Lo bisa bahasa Spanyol, kan? Gue mau Lo jadi translator gue.
Lo bisa bahasa Spanyol, kan? Gue mau Lo jadi translator gue.
Lo bisa bahasa Spanyol, kan? Gue mau Lo jadi translator gue.

Kata-kata itu benar-benar mengganggu pikiran saya. Disaat belajar, disaat mendengarkan materi guru, disaat…. ah, pokoknya disaat segala saat!
*
            Kalau dipikir-pikir, nilai saya di mata umum memang biasa-biasa saja dibanding Erika Ramirez, si bule Latino yang punya rambut ikal coklat tua itu. Di masa – masa SMA, saya menghabiskan banyak waktu saya untuk membaca tumpukan buku- buku keparat yang akhirnya menjadikan saya  sebagai Freelance Translator rumahan sampai saat ini. Sangat berbeda sekali dengan Erika yang ceria, talkactive, yeahh meski bahasa Indonesianya tak selancar orang pribumi lainnya, namun, melihatnya tersenyum, sama halnya dengan mendengarnya berkata seribu kata. Benar-benar ajaib. Namun, membiarkan orang yang tidak pernah tahu  bahwa dirinya sedang dicintai jadi beralih mencintai orang lain, bukanlah sesuatu yang magic. Tapi, disaster.
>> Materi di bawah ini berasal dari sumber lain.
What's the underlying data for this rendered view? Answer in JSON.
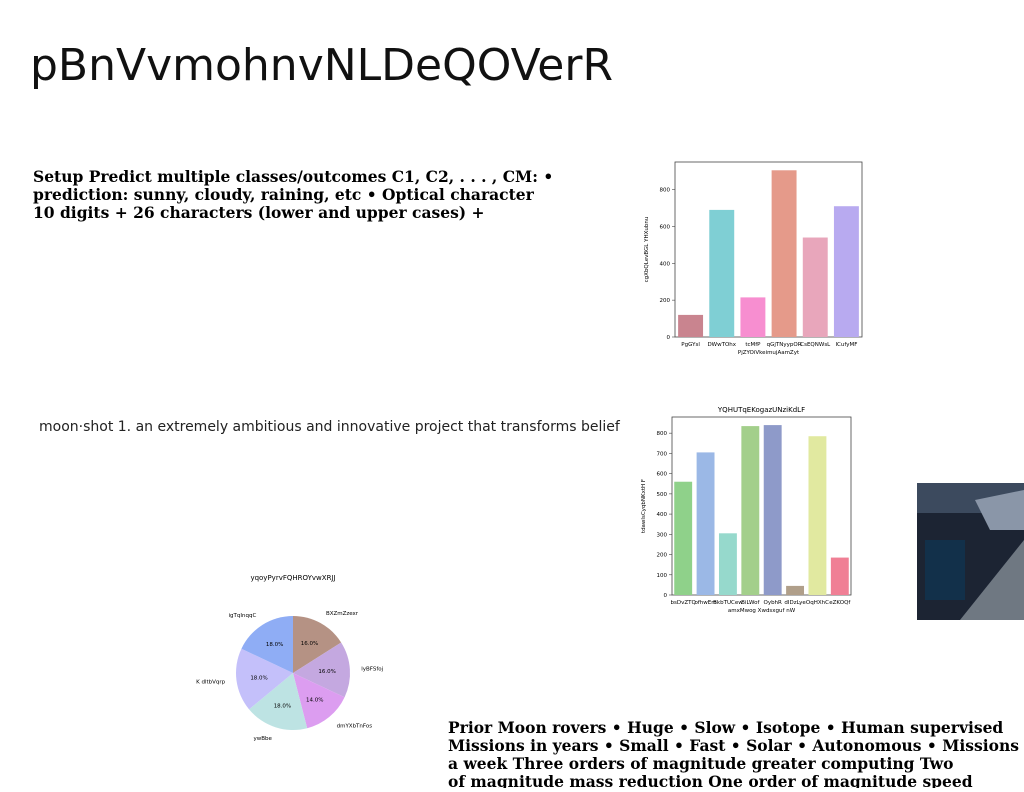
{
  "title": "pBnVvmohnvNLDeQOVerR",
  "setup_text": [
    "Setup Predict multiple classes/outcomes C1, C2, . . . , CM: •",
    "prediction: sunny, cloudy, raining, etc • Optical character",
    "10 digits + 26 characters (lower and upper cases) +"
  ],
  "moonshot_text": "moon·shot 1. an extremely ambitious and innovative project that transforms belief",
  "rovers_text": [
    "Prior Moon rovers • Huge • Slow • Isotope • Human supervised",
    "Missions in years • Small • Fast • Solar • Autonomous • Missions",
    "a week Three orders of magnitude greater computing Two",
    "of magnitude mass reduction One order of magnitude speed"
  ],
  "chart_data": [
    {
      "type": "bar",
      "ylabel": "cgXbQLevBGL YHXubnu",
      "xlabel": "PjZYOiVkeimujAamZyt",
      "categories": [
        "PgGYsl",
        "DWwTOhx",
        "tcMfP",
        "qGjTNyypOR",
        "CsEQNWsL",
        "ICufyMF"
      ],
      "values": [
        120,
        690,
        215,
        905,
        540,
        710
      ],
      "colors": [
        "#c9848f",
        "#7fcfd4",
        "#f78ed0",
        "#e59a8a",
        "#e8a6bb",
        "#b8aaf0"
      ],
      "ylim": [
        0,
        950
      ],
      "yticks": [
        0,
        200,
        400,
        600,
        800
      ]
    },
    {
      "type": "bar",
      "title": "YQHUTqEKogazUNziKdLF",
      "ylabel": "tdawlsCyqbNKxtH F",
      "xlabel": "amxMwog Xwdsxguf nW",
      "categories": [
        "bsDvZTQ",
        "ofhwEm",
        "BkbTUCew",
        "BiLWof",
        "OybhR",
        "dIDzLye",
        "OqHXhC",
        "eZKOQf"
      ],
      "values": [
        560,
        705,
        305,
        835,
        840,
        45,
        785,
        185
      ],
      "colors": [
        "#8fd18a",
        "#9bb8e6",
        "#96d9cc",
        "#a3cf8b",
        "#8e9ac9",
        "#b09f8a",
        "#e1e9a0",
        "#f07f95"
      ],
      "ylim": [
        0,
        880
      ],
      "yticks": [
        0,
        100,
        200,
        300,
        400,
        500,
        600,
        700,
        800
      ]
    },
    {
      "type": "pie",
      "title": "yqoyPyrvFQHROYvwXRJJ",
      "categories": [
        "BXZmZzexr",
        "lyBFSfoj",
        "dmYXbTnFos",
        "ywBbe",
        "K dltbVqrp",
        "igTqInqqC"
      ],
      "values": [
        16,
        16,
        14,
        18,
        18,
        18
      ],
      "value_labels": [
        "16.0%",
        "16.0%",
        "14.0%",
        "18.0%",
        "18.0%",
        "18.0%"
      ],
      "colors": [
        "#b59284",
        "#c4a8e0",
        "#dc9df0",
        "#bde3e3",
        "#c4c0fa",
        "#8fadf5"
      ]
    }
  ]
}
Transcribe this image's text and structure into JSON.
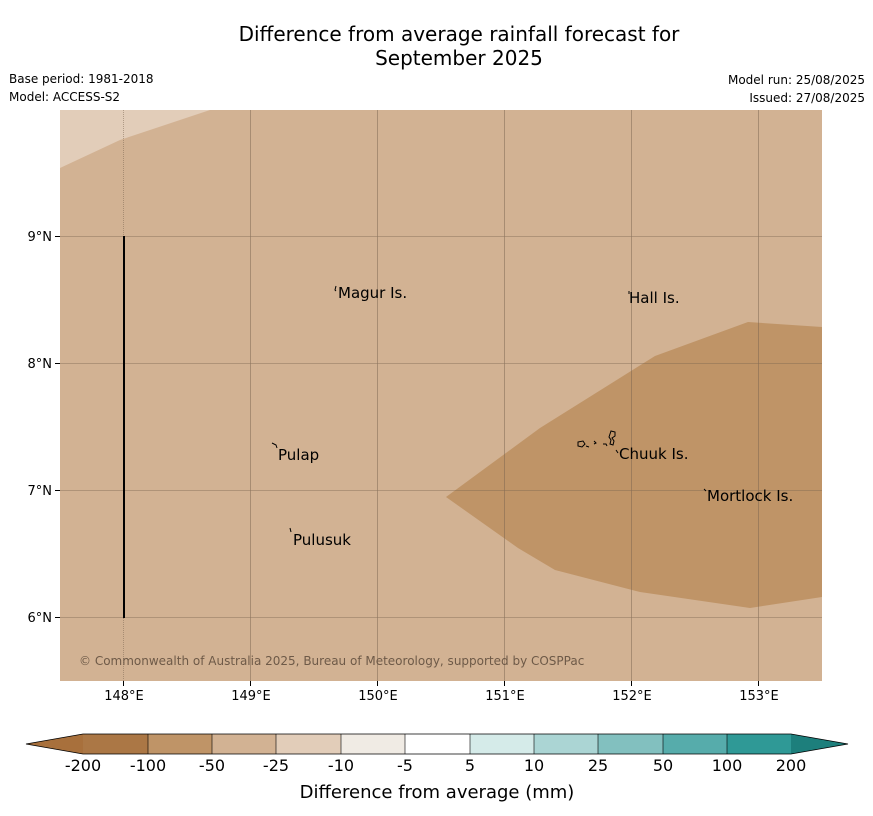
{
  "header": {
    "title_line1": "Difference from average rainfall forecast for",
    "title_line2": "September 2025",
    "base_period": "Base period: 1981-2018",
    "model": "Model: ACCESS-S2",
    "model_run": "Model run: 25/08/2025",
    "issued": "Issued: 27/08/2025"
  },
  "map": {
    "lon_ticks": [
      "148°E",
      "149°E",
      "150°E",
      "151°E",
      "152°E",
      "153°E"
    ],
    "lat_ticks": [
      "9°N",
      "8°N",
      "7°N",
      "6°N"
    ],
    "places": [
      "Magur Is.",
      "Hall Is.",
      "Pulap",
      "Chuuk Is.",
      "Mortlock Is.",
      "Pulusuk"
    ],
    "copyright": "© Commonwealth of Australia 2025, Bureau of Meteorology, supported by COSPPac",
    "colors": {
      "minus_25_to_50": "#d2b293",
      "minus_50_to_100": "#bf9467",
      "minus_10_to_25": "#e2cdb9"
    }
  },
  "colorbar": {
    "labels": [
      "-200",
      "-100",
      "-50",
      "-25",
      "-10",
      "-5",
      "5",
      "10",
      "25",
      "50",
      "100",
      "200"
    ],
    "colors": [
      "#a8703c",
      "#ab7745",
      "#bf9467",
      "#d2b293",
      "#e2cdb9",
      "#f0ebe4",
      "#ffffff",
      "#d5ebe9",
      "#abd5d4",
      "#82c0bf",
      "#56acab",
      "#2f9996",
      "#1d7f7c"
    ],
    "title": "Difference from average (mm)"
  }
}
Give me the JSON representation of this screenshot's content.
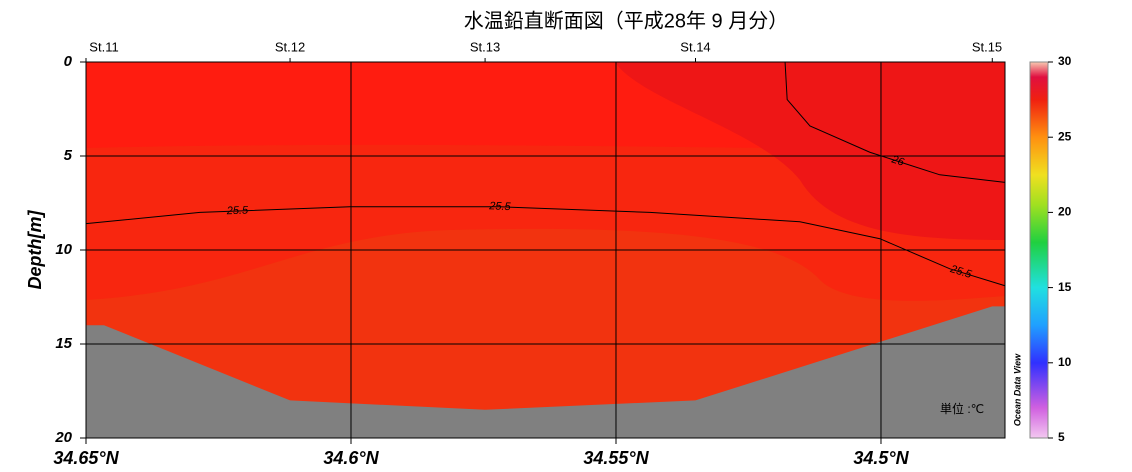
{
  "chart_data": {
    "type": "section",
    "title": "水温鉛直断面図（平成28年 9 月分）",
    "y_label": "Depth[m]",
    "ylim": [
      0,
      20
    ],
    "y_inverted": true,
    "yticks": [
      0,
      5,
      10,
      15,
      20
    ],
    "xlim": [
      34.65,
      34.4766
    ],
    "xticks": [
      {
        "value": 34.65,
        "label": "34.65°N"
      },
      {
        "value": 34.6,
        "label": "34.6°N"
      },
      {
        "value": 34.55,
        "label": "34.55°N"
      },
      {
        "value": 34.5,
        "label": "34.5°N"
      }
    ],
    "grid": true,
    "stations": {
      "names": [
        "St.11",
        "St.12",
        "St.13",
        "St.14",
        "St.15"
      ],
      "x": [
        34.65,
        34.6115,
        34.5747,
        34.535,
        34.479
      ]
    },
    "bottom": {
      "x": [
        34.65,
        34.6466,
        34.6115,
        34.5747,
        34.535,
        34.479,
        34.4766
      ],
      "depth": [
        14,
        14,
        18,
        18.5,
        18,
        13,
        13
      ],
      "color": "#808080"
    },
    "contours": [
      {
        "level": 25.5,
        "x": [
          34.65,
          34.6285,
          34.6002,
          34.5719,
          34.5436,
          34.5153,
          34.5002,
          34.487,
          34.4766
        ],
        "depth": [
          8.6,
          8.0,
          7.7,
          7.7,
          8.0,
          8.5,
          9.4,
          11.0,
          11.9
        ]
      },
      {
        "level": 26,
        "x": [
          34.5181,
          34.5177,
          34.5134,
          34.5021,
          34.4889,
          34.4766
        ],
        "depth": [
          0,
          2.0,
          3.4,
          4.8,
          6.0,
          6.4
        ]
      }
    ],
    "colorbar": {
      "lim": [
        5,
        30
      ],
      "ticks": [
        5,
        10,
        15,
        20,
        25,
        30
      ]
    },
    "unit_note": "単位 :℃",
    "credit": "Ocean Data View"
  }
}
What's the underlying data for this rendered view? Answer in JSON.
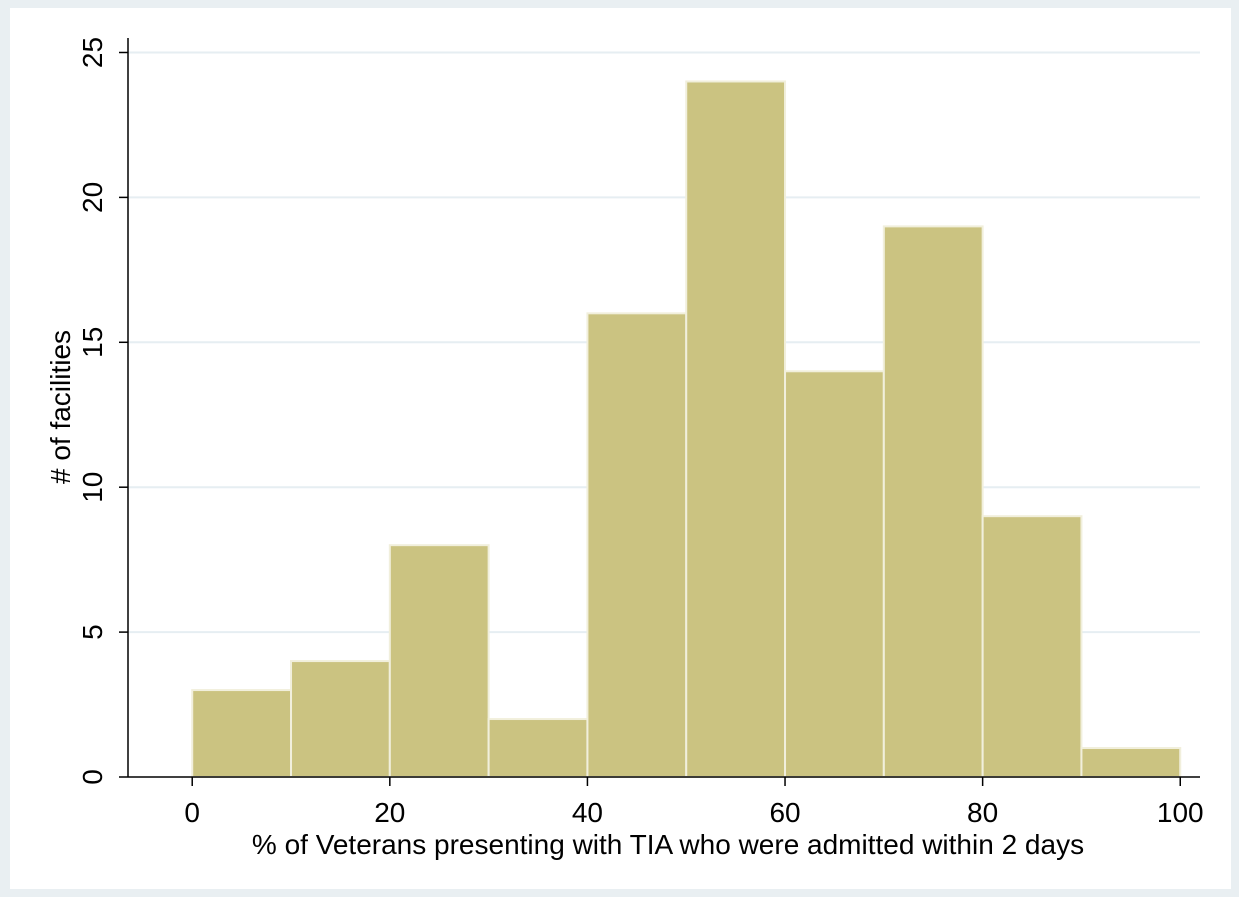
{
  "chart_data": {
    "type": "bar",
    "title": "",
    "xlabel": "% of Veterans presenting with TIA who were admitted within 2 days",
    "ylabel": "# of facilities",
    "xlim": [
      -6.5,
      102
    ],
    "ylim": [
      0,
      25.5
    ],
    "x_ticks": [
      0,
      20,
      40,
      60,
      80,
      100
    ],
    "x_tick_labels": [
      "0",
      "20",
      "40",
      "60",
      "80",
      "100"
    ],
    "y_ticks": [
      0,
      5,
      10,
      15,
      20,
      25
    ],
    "y_tick_labels": [
      "0",
      "5",
      "10",
      "15",
      "20",
      "25"
    ],
    "bins": [
      {
        "start": 0,
        "end": 10,
        "count": 3
      },
      {
        "start": 10,
        "end": 20,
        "count": 4
      },
      {
        "start": 20,
        "end": 30,
        "count": 8
      },
      {
        "start": 30,
        "end": 40,
        "count": 2
      },
      {
        "start": 40,
        "end": 50,
        "count": 16
      },
      {
        "start": 50,
        "end": 60,
        "count": 24
      },
      {
        "start": 60,
        "end": 70,
        "count": 14
      },
      {
        "start": 70,
        "end": 80,
        "count": 19
      },
      {
        "start": 80,
        "end": 90,
        "count": 9
      },
      {
        "start": 90,
        "end": 100,
        "count": 1
      }
    ],
    "grid": true,
    "colors": {
      "outer_background": "#e9eff2",
      "plot_background": "#ffffff",
      "bar_fill": "#cbc381",
      "bar_edge": "#f1efdc",
      "gridline": "#e6eef2",
      "axis": "#000000",
      "text": "#000000"
    }
  }
}
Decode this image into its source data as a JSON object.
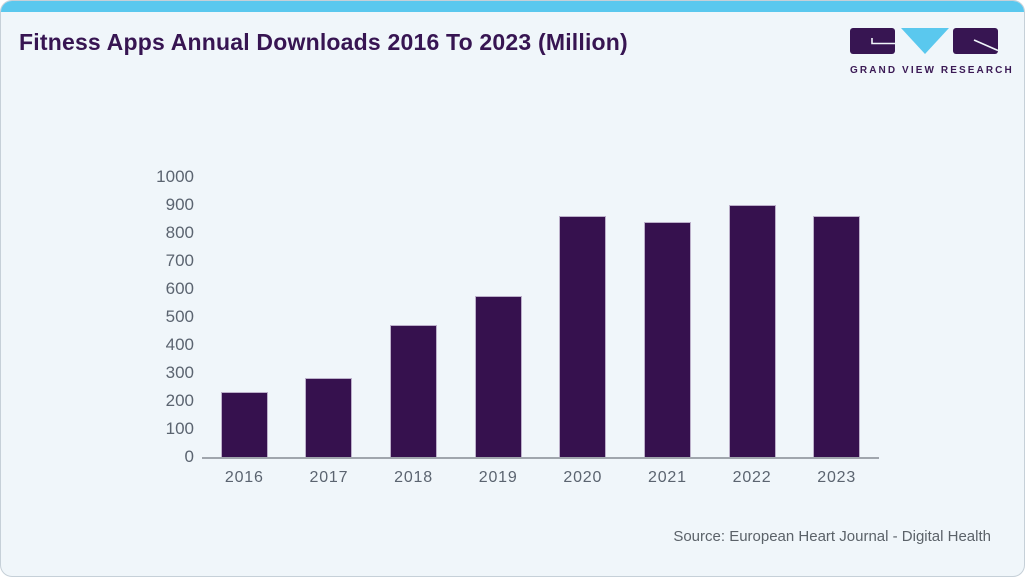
{
  "header": {
    "title": "Fitness Apps Annual Downloads 2016 To 2023 (Million)",
    "logo_text": "GRAND VIEW RESEARCH"
  },
  "source": {
    "label": "Source: European Heart Journal - Digital Health"
  },
  "chart_data": {
    "type": "bar",
    "title": "Fitness Apps Annual Downloads 2016 To 2023 (Million)",
    "categories": [
      "2016",
      "2017",
      "2018",
      "2019",
      "2020",
      "2021",
      "2022",
      "2023"
    ],
    "values": [
      228,
      280,
      467,
      570,
      858,
      834,
      896,
      858
    ],
    "xlabel": "",
    "ylabel": "",
    "ylim": [
      0,
      1000
    ],
    "ytick_step": 100,
    "yticks": [
      0,
      100,
      200,
      300,
      400,
      500,
      600,
      700,
      800,
      900,
      1000
    ],
    "grid": false,
    "legend_position": "none",
    "bar_color": "#36114e"
  },
  "colors": {
    "accent_blue": "#5ac8ee",
    "brand_purple": "#371552",
    "bar_fill": "#36114e",
    "bar_border": "#bcb0ca",
    "background": "#f0f6fa",
    "axis_text": "#5b6470",
    "axis_line": "#a0a6ad",
    "source_text": "#5b6269"
  }
}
Pestanya megah. Saya seperti sedang berada di sebuah pesta di cerita-cerita klasik karangan Thomas Hardy yang gencar saya baca di masa SMA. Ada punch, sejenis minuman ber-alkohol dengan campuran buah-buahan, biasanya anggur. Saya mengambil satu gelas punch. Saya tidak minum. Tujuannya hanya untuk menyenangkan hati pelayan yang sudah berbaik hati menawari saya minuman. Saya taruh kembali gelas kaca berisi punch itu dan melangkah ke kursi pelaminan.
Eza, panggilan sayang saya untuknya dimasa SMA, mungkin masih berlaku hingga sekarang. Tetapi, mulai hari ini, saya akan mencoba membiasakan diri untuk memanggilnya Maherza. Maherza Subagyo. 

            “Ranum?” Eza tampak kaget
            “Ya! Saya disini.” Saya tersenyum
            Como estás?” Tanya Erika dengan logat Spanyolnya.
            “Estoy bien, gracias.”
“Heyy, senang melihat kalian menikah. Rasanya, seperti menemukan sesuatu yang WAHH. Saya senang menghadiri pesta pernikahan kalian yang megah ini. barusan saya minum punch. Rasanya agak asam, tapi.. ya  sepertinya saya harus belajar menjadi wanita dewasa yang tidak takut mabuk.” Saya tertawa sumbang. Mencoba ceria di luar, namun ketika selesai mengatakannya, dada saya serasa sesak. Saya seperti kehabisan napas. Sakit…

            Lalu, saya menghadiahkan pengantin prianya sebuah kotak kecil dengan kertas pembungkus bergambar gelembung-gelembung beraneka warna. Isinya, kamus saku bahasa Spanyol.